Die Mes sind ein erstaunliches Volk, das nicht nur mit einer überragenden Empfindsamkeit ausgestattet ist, sondern sogar die Fähigkeit besitzt, mit Gegenständen zu sprechen.

Die Frau, die er den ganzen Schmuck, den er zum Verkauf anbot und die auch einen großen Teil der einfachen aber hübsch gewebten Stoffe erstand, war nicht durch das Angebot des Händlers gelockt und auch nicht durch sein Verhandlungsgeschick beeindruckt worden. Sie hatte die Dinge aus purem Mitleid erworben. Diese Dinge nämlich beklagten sich lauthals über ihre Behandlung im Reich der Hars und dachten mit Schaudern an ihre Rückreise, die, so war ihre Befürchtung, der Reisende wieder singend anzutreten drohte.

Doch davon wusste der Kaufmann nichts, denn auch die Feinheiten des menschlichen Zusammenlebens, die Zwischentöne im Gerede und auch die Bedeutsamkeit, die sich in den Gesten der Mitmenschen verbargen, erschlossen sich einem Hars, erst nach tagelangem Nachgrübeln, wenn überhaupt.


So trällerte unser Kaufmann sein Lied auf dem Rücken seines Pferdes, das mit gesenktem Kopf die Tortur über sich ergehen ließ, sah weder nach links noch nach rechts und bemerkte nicht einmal, dass sich der Weg der blauen Brücke näherte.

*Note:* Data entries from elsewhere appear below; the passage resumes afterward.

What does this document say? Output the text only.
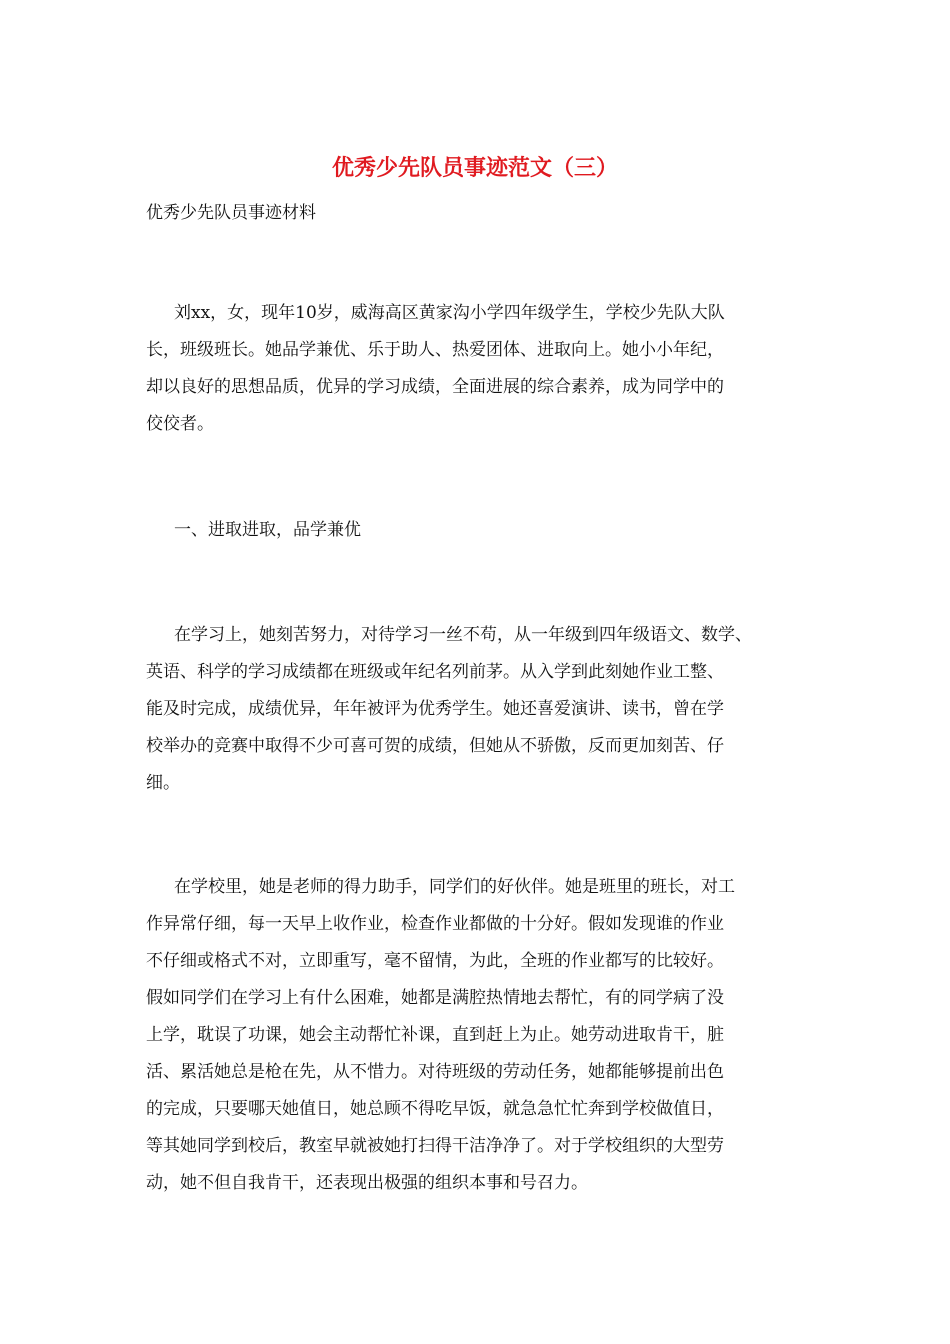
优秀少先队员事迹范文（三）

优秀少先队员事迹材料

刘xx，女，现年10岁，威海高区黄家沟小学四年级学生，学校少先队大队
长，班级班长。她品学兼优、乐于助人、热爱团体、进取向上。她小小年纪，
却以良好的思想品质，优异的学习成绩，全面进展的综合素养，成为同学中的
佼佼者。
一、进取进取，品学兼优
在学习上，她刻苦努力，对待学习一丝不苟，从一年级到四年级语文、数学、
英语、科学的学习成绩都在班级或年纪名列前茅。从入学到此刻她作业工整、
能及时完成，成绩优异，年年被评为优秀学生。她还喜爱演讲、读书，曾在学
校举办的竞赛中取得不少可喜可贺的成绩，但她从不骄傲，反而更加刻苦、仔
细。
在学校里，她是老师的得力助手，同学们的好伙伴。她是班里的班长，对工
作异常仔细，每一天早上收作业，检查作业都做的十分好。假如发现谁的作业
不仔细或格式不对，立即重写，毫不留情，为此，全班的作业都写的比较好。
假如同学们在学习上有什么困难，她都是满腔热情地去帮忙，有的同学病了没
上学，耽误了功课，她会主动帮忙补课，直到赶上为止。她劳动进取肯干，脏
活、累活她总是枪在先，从不惜力。对待班级的劳动任务，她都能够提前出色
的完成，只要哪天她值日，她总顾不得吃早饭，就急急忙忙奔到学校做值日，
等其她同学到校后，教室早就被她打扫得干洁净净了。对于学校组织的大型劳
动，她不但自我肯干，还表现出极强的组织本事和号召力。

Dazu muss gesagt werden, dass sich die Sicht auf die Welt für einen Hars eh schwierig gestaltet, was seiner üppigen Haarpracht geschuldet ist, die sich jeder Angehörige dieses Volkes tief ins Gesicht wachsen lässt. Bei einigen von ihnen war es nicht einmal zu erkennen, wo sich das Gesicht und wo sich der Hinterkopf befand. Es gab nicht viele Theorien, die eben dieser Haarmode die Schuld an der Talentlosigkeit dieses Volkes gab.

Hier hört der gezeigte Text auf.